There are certainly elements of competition within evolution. But those creatures who survive in the long run, are the ones who thrive by improving their habitat, not by destroying it.
So the question becomes, what do salmon do for forests and how do salmon make forests better places by their existence? One of the ways they do this is that salmon hatch in a stream. They live in that stream for a certain amount of time. And then after they grow to a certain age as freshwater fish, they let themselves be carried down by the current to estuaries and hang out there for a little while and convert from freshwater to saltwater fish. And then they swim out in the ocean.
They live in the ocean for maybe a couple years. They put on a bunch of weight and then they find their way back to their home. They will swim back upstream. Then they will lay eggs, and then die.

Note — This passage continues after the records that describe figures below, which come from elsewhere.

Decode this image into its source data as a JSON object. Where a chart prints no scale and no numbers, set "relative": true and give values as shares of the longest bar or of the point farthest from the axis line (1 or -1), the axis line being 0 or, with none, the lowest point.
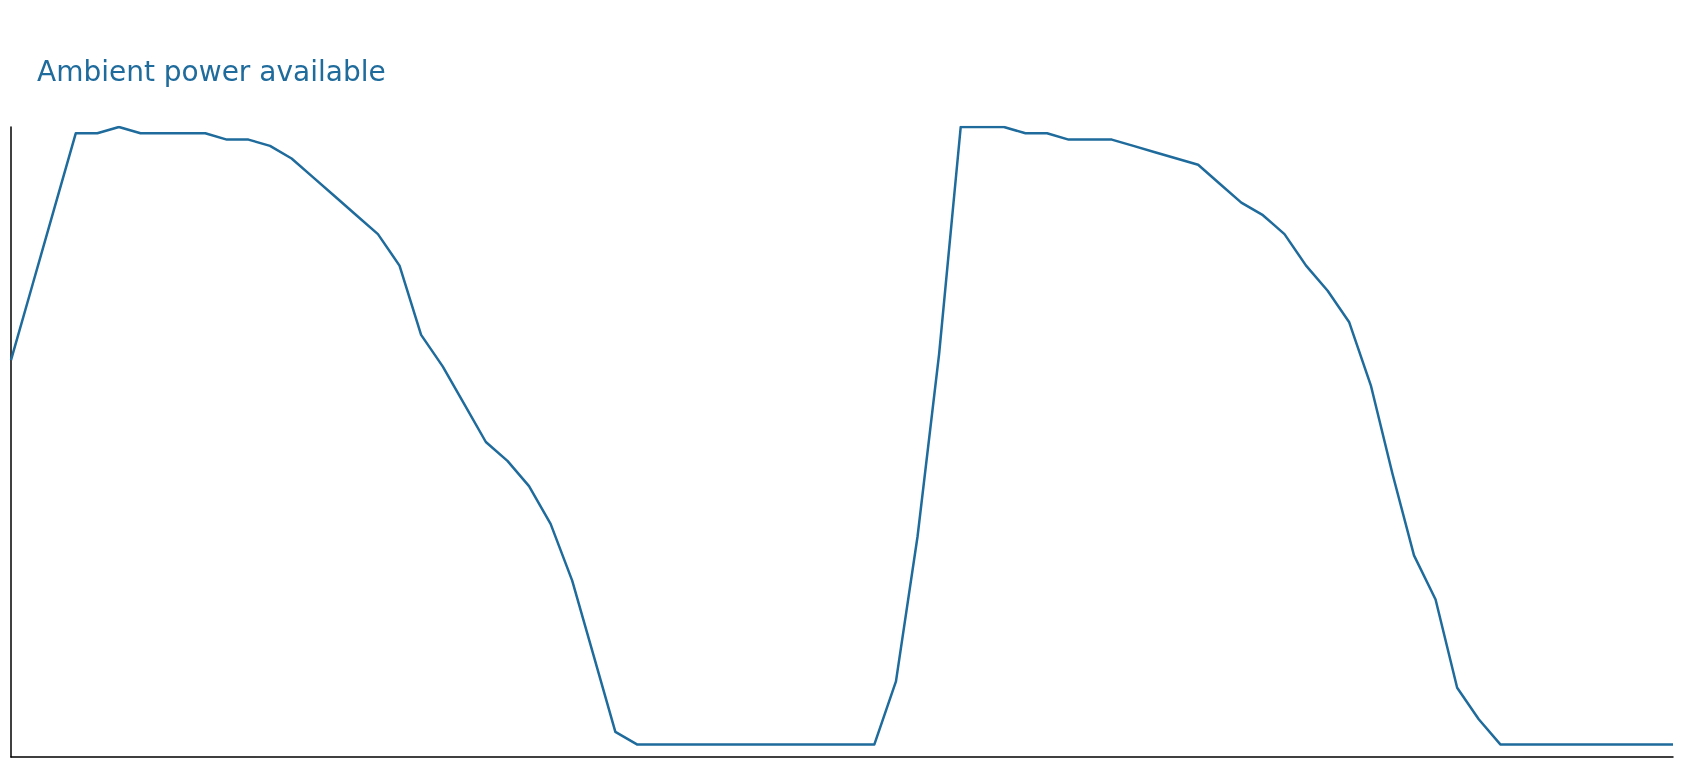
{
  "chart_data": {
    "type": "line",
    "title": "Ambient power available",
    "relative": true,
    "marker": "none",
    "categories": [
      null,
      null,
      null,
      null,
      null,
      null,
      null,
      null,
      null,
      null,
      null,
      null,
      null,
      null,
      null,
      null,
      null,
      null,
      null,
      null,
      null,
      null,
      null,
      null,
      null,
      null,
      null,
      null,
      null,
      null,
      null,
      null,
      null,
      null,
      null,
      null,
      null,
      null,
      null,
      null,
      null,
      null,
      null,
      null,
      null,
      null,
      null,
      null,
      null,
      null,
      null,
      null,
      null,
      null,
      null,
      null,
      null,
      null,
      null,
      null,
      null,
      null,
      null,
      null,
      null,
      null,
      null,
      null,
      null,
      null,
      null,
      null,
      null,
      null,
      null,
      null,
      null,
      null
    ],
    "series": [
      {
        "color": "#1f6b9c",
        "values": [
          0.63,
          0.75,
          0.87,
          0.99,
          0.99,
          1.0,
          0.99,
          0.99,
          0.99,
          0.99,
          0.98,
          0.98,
          0.97,
          0.95,
          0.92,
          0.89,
          0.86,
          0.83,
          0.78,
          0.67,
          0.62,
          0.56,
          0.5,
          0.47,
          0.43,
          0.37,
          0.28,
          0.16,
          0.04,
          0.02,
          0.02,
          0.02,
          0.02,
          0.02,
          0.02,
          0.02,
          0.02,
          0.02,
          0.02,
          0.02,
          0.02,
          0.12,
          0.35,
          0.64,
          1.0,
          1.0,
          1.0,
          0.99,
          0.99,
          0.98,
          0.98,
          0.98,
          0.97,
          0.96,
          0.95,
          0.94,
          0.91,
          0.88,
          0.86,
          0.83,
          0.78,
          0.74,
          0.69,
          0.59,
          0.45,
          0.32,
          0.25,
          0.11,
          0.06,
          0.02,
          0.02,
          0.02,
          0.02,
          0.02,
          0.02,
          0.02,
          0.02,
          0.02
        ]
      }
    ]
  }
}
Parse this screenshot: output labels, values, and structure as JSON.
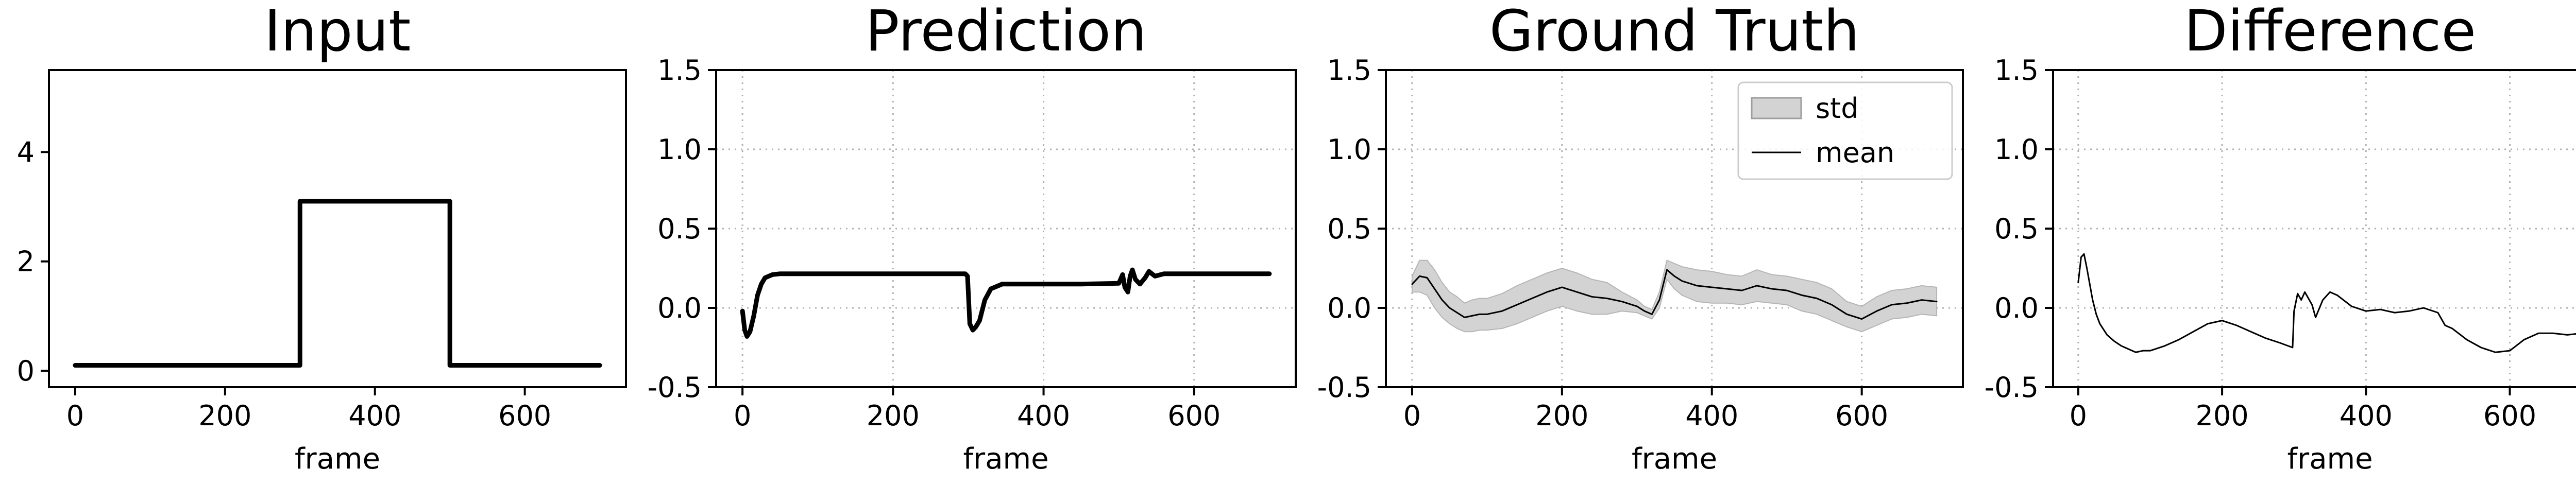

So they have acted as a huge nutrient pump, moving thousands and millions of pounds of flesh that was grown in the ocean back up into the forest and then they die and they're eaten by, let’s say, a hundred or more different species. Off the top of my head, there's black bears, grizzly bears, rats, baby salmon.
Speaking of baby salmon, 40 percent or so of their food is the previous generation of salmon.
Forests grow three times faster when there are salmon present, than when not. I don't like to say it that way. That's how I said it in “Endgame”, but I realized years later that that's the wrong way to say it because three times faster implies that “without salmon” is the default mode.
But there were salmon originally. What we should say is when you remove the salmon, you decrease growth by two-thirds. That's actually a more accurate way to say it.
They have found nutrients from the salmon in mountain goats. Mountain goats don't eat the salmon. An insect eats the salmon, then a bird eats the insect and poops it out. Fungi eat the poop. Plants feed off the fungi. And then a mountain goat eats the plant. That’s how a mountain goat eats a salmon.
Plus various creatures time their own behavior to the salmon runs. Bears go into torpor during the winter, partly because it’s cold, but partly because there’s not a salmon run right then. So the salmon run comes right when they are fattening up. This is pretty cool. There's something called hyperphagia.
Black bears normally eat about 5,000 calories a day. In the fall, they eat about 20,000 calories a day. And then when they come out of their hibernation, they're really hungry, and there's a spring run of salmon.